Annoyance Jokes

Following is our collection of resentment humor and grotesque one-liner funnies working better than reddit jokes. They include Annoyance puns for adults, dirty sweetly jokes or clean discomfort gags for kids.

There is an abundance of slightly jokes out there. You're fortunate to read a set of the 11 funniest jokes on annoyance. Full with funny wisecracks it is even funnier than any peeve witze you can hear about annoyance.

The Best jokes about Annoyance

Proctologist walks into a bank

A proctologist walked into a bank. Preparing to sign a deposit slip, he pulled a rectal thermometer out of his shirt pocket and tried to write with it. Realizing his mistake, he looked at the thermometer with annoyance and said, "Well that's great, just great! Some asshole's got my pen!"

A doctor walks into a bank.

Preparing to endorse a check, he pulls a rectal thermometer out of his shirt pocket and tries to 'write' with it.

Realizing his mistake, he looks at the thermometer with annoyance and says, "Well that's great, just great...some asshole's got my pen."

A man walks into a bar and exclaims...

"I bet anyone here five dollars that I can bite my own eye!"

The man receives a multitude of five dollar bills but to the annoyance of the givers of the five dollar bills, the man grins and pulls out his glass eye. After biting the eye, the man buys a drink and exclaims for a second time...

"I bet anyone in here ten dollars I can bite my other eye!"

Again, the man receives a multitude of bills, now ten dollar bills from people we don't believe the man could possibly have two glass eyes, but to the annoyance of the givers of the ten dollar bills, the man grins and pulls out his false teeth.

My favourite type of lingerie

My favourite type of lingerie is when it's on the floor...

Much to the annoyance of the store clerk

After years of my mom telling me to bond with my stepdad...

We finally bonded over a shared annoyance of her forcing us to do bonding activities.

I guess you could call it ironic bonding.


All those people who think they know everything are such an annoyance..

..to those of us who actually do.

Live Commentary on Lovemaking

A couple purchased a talking parrot on their honeymoon, much to the groom's annoyance, since the bird did a running commentary on their lovemaking. The groom finally threw a towel over the cage and threatened to give the parrot to the zoo if it didn't quit.

The next morning, packing to return home, the newlyweds couldn't close a large suitcase.

"Honey," the groom said, "you get on top and I'll try."

That didn't work. Figuring they needed more weight on the lid, she said, "Sweetheart, you get on top and I'll try."

Still no success. Then the man said, "Let's both get on top and try."

At that point, the parrot yanked away the towel and said, "Zoo or no zoo, this I've got to see!"

Guilty of Annoyance

A defendant isn't happy with 
how things are going in court, so he gives the judge a hard time.

Judge: Where do you work?

Defendant: Here and there.

Judge: What do you do for 
a living?

Defendant: This and that.

Judge: Take him away.

Defendant: Wait; when will I get out?

Judge: Sooner or later.

A man brought his son to a grocery store...

A man brought his son to a grocery store, but as soon as they walked in the store the young child began to throw a temper tantrum. While they went down each aisle the child would yell, throw items in and out of the cart, and overall just be an annoyance.

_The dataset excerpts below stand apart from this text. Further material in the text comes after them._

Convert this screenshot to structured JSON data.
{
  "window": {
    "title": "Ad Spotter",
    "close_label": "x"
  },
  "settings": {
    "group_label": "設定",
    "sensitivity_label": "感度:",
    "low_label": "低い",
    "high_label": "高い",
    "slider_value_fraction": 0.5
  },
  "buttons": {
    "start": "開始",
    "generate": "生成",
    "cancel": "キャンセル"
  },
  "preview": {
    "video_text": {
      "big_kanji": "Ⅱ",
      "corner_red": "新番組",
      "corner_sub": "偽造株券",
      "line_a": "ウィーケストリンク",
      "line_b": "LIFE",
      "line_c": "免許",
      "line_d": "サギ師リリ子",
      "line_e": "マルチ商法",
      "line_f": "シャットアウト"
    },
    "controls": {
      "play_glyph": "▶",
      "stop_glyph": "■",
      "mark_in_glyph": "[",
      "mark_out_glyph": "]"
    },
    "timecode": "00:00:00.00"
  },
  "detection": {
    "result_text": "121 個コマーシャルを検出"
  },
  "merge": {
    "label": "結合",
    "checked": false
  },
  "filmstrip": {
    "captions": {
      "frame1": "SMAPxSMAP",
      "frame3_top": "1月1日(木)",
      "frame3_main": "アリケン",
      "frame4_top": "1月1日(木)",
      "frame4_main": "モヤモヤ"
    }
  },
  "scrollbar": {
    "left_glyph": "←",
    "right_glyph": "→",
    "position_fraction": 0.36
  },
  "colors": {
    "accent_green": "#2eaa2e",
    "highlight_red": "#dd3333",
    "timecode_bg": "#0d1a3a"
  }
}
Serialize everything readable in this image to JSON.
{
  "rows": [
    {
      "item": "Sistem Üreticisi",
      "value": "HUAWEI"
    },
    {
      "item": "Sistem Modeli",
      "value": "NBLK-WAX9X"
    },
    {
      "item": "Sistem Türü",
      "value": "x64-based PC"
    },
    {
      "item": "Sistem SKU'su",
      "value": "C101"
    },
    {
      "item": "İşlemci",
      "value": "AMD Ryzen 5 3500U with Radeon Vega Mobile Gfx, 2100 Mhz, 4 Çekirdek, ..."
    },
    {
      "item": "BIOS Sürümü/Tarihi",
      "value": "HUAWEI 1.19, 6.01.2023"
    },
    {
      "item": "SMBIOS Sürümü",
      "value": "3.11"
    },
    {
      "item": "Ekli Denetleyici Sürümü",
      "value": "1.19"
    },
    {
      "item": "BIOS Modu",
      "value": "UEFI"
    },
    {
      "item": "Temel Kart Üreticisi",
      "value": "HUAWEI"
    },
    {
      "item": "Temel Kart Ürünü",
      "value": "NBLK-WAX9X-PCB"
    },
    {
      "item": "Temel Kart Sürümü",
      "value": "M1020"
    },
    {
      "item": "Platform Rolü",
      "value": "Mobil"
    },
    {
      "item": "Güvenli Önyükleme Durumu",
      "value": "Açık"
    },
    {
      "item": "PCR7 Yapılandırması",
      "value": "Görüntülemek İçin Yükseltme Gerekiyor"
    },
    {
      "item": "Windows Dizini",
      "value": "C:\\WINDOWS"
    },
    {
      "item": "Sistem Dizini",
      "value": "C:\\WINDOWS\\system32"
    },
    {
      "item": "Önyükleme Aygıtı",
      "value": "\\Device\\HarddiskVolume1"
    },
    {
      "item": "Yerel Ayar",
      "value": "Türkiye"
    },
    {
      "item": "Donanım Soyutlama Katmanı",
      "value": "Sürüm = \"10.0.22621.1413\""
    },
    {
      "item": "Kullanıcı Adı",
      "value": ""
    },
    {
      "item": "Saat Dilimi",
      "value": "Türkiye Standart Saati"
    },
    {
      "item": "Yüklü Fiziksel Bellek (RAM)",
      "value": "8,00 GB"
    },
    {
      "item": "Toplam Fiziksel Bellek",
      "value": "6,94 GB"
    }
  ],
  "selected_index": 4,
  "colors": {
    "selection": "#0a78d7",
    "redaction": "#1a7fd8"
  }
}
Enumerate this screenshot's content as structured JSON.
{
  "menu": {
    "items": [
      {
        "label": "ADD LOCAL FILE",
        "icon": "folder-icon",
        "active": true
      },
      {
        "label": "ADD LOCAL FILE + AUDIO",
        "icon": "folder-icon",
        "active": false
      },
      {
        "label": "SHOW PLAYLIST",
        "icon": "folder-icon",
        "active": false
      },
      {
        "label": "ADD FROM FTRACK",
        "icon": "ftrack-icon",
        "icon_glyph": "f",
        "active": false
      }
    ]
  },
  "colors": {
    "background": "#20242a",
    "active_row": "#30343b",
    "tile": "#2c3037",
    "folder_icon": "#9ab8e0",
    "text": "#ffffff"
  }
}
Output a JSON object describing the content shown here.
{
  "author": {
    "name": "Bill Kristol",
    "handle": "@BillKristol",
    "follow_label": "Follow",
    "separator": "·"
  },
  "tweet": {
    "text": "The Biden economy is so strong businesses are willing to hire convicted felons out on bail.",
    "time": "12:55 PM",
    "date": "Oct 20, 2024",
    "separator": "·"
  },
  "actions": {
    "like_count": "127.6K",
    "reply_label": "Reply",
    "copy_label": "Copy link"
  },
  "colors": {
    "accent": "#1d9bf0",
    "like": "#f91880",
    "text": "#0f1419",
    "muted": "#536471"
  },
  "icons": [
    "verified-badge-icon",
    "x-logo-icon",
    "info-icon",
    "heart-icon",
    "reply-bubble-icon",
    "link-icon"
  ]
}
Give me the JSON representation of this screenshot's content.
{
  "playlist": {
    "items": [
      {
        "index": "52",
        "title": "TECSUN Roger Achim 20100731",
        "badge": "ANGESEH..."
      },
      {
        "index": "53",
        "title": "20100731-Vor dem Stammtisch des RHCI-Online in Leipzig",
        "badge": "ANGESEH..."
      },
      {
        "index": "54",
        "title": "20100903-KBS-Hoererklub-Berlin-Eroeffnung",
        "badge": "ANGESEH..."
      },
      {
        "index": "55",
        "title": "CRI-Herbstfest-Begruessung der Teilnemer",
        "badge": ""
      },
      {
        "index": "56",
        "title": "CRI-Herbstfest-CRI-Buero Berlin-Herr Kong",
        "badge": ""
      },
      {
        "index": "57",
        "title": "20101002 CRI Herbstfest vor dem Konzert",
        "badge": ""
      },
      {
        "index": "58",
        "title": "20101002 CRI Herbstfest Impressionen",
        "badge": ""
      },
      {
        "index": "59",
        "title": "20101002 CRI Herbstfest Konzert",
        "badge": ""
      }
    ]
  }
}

Despite the scene his son was causing, the father was cool and collected, slowly and calmly saying, "Don't worry, Donald. It'll be alright, Donald, we'll be home soon."

A nearby mother was very impressed with the father's self control, and wanted to express her gratitude for such calm parenting. "Sir, I'm amazed that you are able to be so calm! It's not every day I see such patient and gracious parenting. Now little guy, what seems to be the problem, Donald?"

"Oh no, ma'am, you're mistaken!" The father interjected, "This is my son, Henry. I'm Donald!"



^(*Happy Father's Day to all you fathers out there! Thank you for all you do.*)

Chuck Norris, the actor, film producer and screenwriter died in his house today at 76 years of age

He is now feeling much better and has fully recovered from this minor annoyance

What is Beethoven's favorite fruit?

A ♫Ba-na-na-na-na-na-na-una

nan nan a

nan nan a♫

(continue for added annoyance)


Use only working piadas for adults and blagues for friends. Note that dirty and dark jokes are funny, but use them with caution in real life. You can seriously offend people by saying creepy dark humor words to them.